Our research on native European black poplar provides a significant foundation for the development of commercial native trees for bioenergy and has identified important early diagnostic traits (leaf size and cell number) underpinning robust yield assessments over several years. We have been able to link these biomass traits to a set of candidate genes, varying from strong to putative but worthy of further investigation, that show differential expression in preliminary validation analysis. Although population structure; relatively low marker density and rapid decay of LD [39] have rendered association genetic analysis challenging; 3 robust associations were identified at full genome-wide significance for important biomass traits and 22 further genes are considered putative.
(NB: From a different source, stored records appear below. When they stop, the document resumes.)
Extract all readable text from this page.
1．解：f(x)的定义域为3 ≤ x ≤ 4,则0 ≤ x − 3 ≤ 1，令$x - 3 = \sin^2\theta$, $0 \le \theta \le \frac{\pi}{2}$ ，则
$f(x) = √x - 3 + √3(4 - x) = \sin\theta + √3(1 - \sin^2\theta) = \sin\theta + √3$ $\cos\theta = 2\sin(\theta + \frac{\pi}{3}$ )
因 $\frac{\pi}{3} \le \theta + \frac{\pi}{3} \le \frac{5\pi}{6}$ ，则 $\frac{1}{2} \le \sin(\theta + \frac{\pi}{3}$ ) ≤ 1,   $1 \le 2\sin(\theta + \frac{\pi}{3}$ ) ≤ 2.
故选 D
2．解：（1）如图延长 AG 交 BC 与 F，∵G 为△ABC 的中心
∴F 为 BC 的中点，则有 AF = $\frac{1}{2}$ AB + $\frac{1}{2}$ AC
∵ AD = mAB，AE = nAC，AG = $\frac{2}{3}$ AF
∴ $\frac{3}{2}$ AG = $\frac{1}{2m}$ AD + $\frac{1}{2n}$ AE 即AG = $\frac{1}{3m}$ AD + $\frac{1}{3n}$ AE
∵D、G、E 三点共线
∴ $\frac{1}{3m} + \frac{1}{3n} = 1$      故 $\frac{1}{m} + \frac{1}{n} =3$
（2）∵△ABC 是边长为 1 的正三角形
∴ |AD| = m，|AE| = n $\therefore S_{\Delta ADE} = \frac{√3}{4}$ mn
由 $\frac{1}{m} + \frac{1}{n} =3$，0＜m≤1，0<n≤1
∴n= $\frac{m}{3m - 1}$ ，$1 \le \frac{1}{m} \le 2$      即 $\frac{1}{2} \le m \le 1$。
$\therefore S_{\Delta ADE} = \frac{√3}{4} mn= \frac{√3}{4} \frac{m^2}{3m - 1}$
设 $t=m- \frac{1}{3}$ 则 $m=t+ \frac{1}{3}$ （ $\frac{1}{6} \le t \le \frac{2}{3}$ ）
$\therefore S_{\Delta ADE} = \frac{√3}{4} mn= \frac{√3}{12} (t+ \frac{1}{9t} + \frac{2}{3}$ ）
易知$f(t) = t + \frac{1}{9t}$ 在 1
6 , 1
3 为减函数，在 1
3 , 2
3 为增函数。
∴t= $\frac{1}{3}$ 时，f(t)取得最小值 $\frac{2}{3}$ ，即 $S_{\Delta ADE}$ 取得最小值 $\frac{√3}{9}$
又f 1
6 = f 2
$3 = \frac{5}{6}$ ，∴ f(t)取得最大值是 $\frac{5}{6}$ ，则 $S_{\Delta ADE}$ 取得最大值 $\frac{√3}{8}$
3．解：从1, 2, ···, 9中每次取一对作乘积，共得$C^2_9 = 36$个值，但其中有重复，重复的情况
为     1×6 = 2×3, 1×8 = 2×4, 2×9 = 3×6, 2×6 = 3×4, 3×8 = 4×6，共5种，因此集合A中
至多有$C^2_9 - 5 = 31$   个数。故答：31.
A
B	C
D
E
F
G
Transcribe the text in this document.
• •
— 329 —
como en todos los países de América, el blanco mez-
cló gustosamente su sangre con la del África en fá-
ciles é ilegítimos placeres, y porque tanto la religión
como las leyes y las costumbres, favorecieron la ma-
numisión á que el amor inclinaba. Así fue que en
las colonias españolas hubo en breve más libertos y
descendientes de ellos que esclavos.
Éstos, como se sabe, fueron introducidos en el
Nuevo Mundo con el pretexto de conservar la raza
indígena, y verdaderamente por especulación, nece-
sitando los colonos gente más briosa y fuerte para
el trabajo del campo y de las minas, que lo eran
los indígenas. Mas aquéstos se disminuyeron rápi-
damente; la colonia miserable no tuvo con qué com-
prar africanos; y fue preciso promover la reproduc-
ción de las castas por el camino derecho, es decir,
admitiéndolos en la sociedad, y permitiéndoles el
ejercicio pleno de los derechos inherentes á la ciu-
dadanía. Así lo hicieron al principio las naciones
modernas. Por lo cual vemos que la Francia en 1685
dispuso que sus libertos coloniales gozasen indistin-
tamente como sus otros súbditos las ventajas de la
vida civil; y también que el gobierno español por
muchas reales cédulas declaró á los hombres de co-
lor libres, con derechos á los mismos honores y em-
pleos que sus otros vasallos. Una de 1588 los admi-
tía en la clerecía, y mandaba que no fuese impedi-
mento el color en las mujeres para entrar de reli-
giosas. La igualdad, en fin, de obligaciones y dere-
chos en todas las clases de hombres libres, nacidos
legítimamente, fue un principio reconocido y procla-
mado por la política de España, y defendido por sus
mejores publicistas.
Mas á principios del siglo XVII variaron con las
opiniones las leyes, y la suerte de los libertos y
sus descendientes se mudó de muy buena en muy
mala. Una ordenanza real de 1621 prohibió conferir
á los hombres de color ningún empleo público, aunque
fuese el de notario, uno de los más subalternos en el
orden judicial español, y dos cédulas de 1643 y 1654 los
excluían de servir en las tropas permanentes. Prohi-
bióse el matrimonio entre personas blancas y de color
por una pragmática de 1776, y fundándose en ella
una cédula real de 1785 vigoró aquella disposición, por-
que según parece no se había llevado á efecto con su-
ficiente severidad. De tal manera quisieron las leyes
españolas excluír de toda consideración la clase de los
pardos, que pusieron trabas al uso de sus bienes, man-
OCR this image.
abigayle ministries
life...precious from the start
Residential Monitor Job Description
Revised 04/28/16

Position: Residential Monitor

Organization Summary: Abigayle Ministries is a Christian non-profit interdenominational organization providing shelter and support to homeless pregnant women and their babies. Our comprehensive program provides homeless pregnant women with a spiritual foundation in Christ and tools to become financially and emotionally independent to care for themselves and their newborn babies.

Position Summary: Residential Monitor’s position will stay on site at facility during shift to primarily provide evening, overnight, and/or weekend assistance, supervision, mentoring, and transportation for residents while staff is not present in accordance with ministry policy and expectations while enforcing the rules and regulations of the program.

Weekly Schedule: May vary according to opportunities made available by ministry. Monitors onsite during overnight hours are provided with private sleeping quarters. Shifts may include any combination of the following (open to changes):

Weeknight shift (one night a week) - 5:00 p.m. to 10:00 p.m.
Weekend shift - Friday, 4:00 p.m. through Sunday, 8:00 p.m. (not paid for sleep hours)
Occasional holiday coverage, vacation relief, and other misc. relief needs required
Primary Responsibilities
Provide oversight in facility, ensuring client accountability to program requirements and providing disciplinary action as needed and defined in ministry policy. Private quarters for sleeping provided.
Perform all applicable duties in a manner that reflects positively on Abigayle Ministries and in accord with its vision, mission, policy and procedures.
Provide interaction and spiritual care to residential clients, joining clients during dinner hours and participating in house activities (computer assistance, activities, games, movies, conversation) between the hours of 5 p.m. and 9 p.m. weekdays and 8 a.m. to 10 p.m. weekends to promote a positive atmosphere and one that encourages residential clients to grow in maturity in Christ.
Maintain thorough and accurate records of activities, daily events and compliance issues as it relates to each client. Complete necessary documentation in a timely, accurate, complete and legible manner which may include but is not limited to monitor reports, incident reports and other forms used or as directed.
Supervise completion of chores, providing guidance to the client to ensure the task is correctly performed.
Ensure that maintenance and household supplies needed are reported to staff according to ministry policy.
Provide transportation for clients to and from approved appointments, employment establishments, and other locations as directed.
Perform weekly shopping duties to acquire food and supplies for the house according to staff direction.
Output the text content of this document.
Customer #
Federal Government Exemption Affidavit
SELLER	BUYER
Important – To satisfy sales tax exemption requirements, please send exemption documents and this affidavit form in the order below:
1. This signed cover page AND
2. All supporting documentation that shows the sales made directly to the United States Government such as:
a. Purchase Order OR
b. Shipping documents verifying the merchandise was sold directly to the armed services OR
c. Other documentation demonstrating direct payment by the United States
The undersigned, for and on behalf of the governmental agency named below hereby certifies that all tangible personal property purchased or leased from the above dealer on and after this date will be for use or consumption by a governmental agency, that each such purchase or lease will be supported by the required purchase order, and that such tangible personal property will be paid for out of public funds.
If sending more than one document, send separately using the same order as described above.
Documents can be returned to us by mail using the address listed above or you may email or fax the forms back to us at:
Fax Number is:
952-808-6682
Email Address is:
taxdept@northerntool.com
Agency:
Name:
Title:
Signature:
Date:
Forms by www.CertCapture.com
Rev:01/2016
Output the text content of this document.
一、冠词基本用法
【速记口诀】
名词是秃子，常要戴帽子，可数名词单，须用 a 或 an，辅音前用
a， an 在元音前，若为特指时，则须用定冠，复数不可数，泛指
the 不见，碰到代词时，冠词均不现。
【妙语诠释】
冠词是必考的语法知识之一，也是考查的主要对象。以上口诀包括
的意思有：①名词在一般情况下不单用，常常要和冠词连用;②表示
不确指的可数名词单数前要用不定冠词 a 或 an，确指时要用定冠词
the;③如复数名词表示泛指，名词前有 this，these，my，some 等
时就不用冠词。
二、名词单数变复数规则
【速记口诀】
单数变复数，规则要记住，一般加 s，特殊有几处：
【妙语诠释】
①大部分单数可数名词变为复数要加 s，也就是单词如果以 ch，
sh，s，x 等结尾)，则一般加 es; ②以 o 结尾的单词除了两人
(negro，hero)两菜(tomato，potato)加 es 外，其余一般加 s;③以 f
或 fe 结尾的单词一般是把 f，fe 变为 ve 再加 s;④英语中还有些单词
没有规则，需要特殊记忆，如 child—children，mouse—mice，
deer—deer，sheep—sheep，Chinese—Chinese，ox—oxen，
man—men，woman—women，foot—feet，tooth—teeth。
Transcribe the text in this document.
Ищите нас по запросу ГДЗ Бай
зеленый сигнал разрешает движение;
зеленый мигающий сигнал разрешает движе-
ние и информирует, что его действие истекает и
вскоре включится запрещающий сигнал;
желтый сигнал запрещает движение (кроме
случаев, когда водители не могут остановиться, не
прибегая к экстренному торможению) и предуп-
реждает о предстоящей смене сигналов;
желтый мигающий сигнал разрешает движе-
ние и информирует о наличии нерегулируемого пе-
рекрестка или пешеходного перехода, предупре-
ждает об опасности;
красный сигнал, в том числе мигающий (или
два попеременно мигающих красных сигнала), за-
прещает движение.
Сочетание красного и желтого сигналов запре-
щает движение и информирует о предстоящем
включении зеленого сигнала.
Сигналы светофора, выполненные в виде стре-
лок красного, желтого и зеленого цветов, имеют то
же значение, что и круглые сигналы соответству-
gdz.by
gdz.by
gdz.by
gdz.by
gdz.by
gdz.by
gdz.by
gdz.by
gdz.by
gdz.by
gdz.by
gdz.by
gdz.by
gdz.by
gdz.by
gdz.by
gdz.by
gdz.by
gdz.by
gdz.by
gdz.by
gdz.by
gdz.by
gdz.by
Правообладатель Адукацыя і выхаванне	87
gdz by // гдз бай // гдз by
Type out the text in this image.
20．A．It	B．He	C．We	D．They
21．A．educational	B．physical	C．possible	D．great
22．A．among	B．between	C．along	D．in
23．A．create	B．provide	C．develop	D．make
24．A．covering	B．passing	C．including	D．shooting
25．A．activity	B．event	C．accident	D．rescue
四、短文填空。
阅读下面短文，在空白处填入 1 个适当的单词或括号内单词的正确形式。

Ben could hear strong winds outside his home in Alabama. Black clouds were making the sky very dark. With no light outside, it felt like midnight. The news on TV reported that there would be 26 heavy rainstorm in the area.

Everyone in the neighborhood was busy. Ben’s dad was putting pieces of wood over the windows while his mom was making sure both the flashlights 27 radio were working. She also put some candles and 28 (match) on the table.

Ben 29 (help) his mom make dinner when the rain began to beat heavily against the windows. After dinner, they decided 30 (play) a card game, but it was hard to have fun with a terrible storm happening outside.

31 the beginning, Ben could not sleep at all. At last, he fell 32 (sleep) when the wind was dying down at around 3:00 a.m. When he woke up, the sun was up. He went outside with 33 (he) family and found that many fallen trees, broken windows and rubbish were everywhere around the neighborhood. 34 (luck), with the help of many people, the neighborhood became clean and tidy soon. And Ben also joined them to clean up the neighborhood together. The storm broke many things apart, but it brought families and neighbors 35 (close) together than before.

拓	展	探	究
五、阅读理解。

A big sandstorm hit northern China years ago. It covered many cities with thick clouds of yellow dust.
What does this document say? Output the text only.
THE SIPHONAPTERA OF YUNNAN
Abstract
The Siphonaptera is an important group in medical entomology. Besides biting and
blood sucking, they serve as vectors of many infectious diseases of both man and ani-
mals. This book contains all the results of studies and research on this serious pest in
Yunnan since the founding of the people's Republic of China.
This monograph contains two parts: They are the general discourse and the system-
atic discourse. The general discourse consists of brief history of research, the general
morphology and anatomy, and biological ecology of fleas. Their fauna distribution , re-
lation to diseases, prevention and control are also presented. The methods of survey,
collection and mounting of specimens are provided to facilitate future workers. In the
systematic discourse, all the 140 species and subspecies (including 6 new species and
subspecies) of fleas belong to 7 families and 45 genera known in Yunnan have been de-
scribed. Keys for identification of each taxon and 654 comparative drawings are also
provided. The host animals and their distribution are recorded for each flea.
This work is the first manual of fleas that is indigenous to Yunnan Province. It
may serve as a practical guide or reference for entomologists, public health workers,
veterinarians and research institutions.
It has been estimated [39] that 67–134K SNPs would be necessary to tag the entire genome (assuming an even marker density genome-wide) and, whilst greatly in excess of those available to this work, this number is within the scope of modern genotyping-by-sequencing (GBS) methodologies [42, 125]. A future GWAS in this population with a larger marker set more fully capturing the gene space may, therefore, be more fruitful in terms of the numbers of trait-marker associations obtained; notwithstanding increased penalisation for multiple testing corrections. Nevertheless, this study has provided valuable information regarding the likely challenges of working within this population and identified a modest number of gene candidates for bioenergy arising from the 12K array. Earlier work on the population’s genetic structure, based on small numbers of amplified DNA fragments and neutral markers prior to Next Generation Sequencing (NGS) approaches, has also been confirmed [54, 64, 108].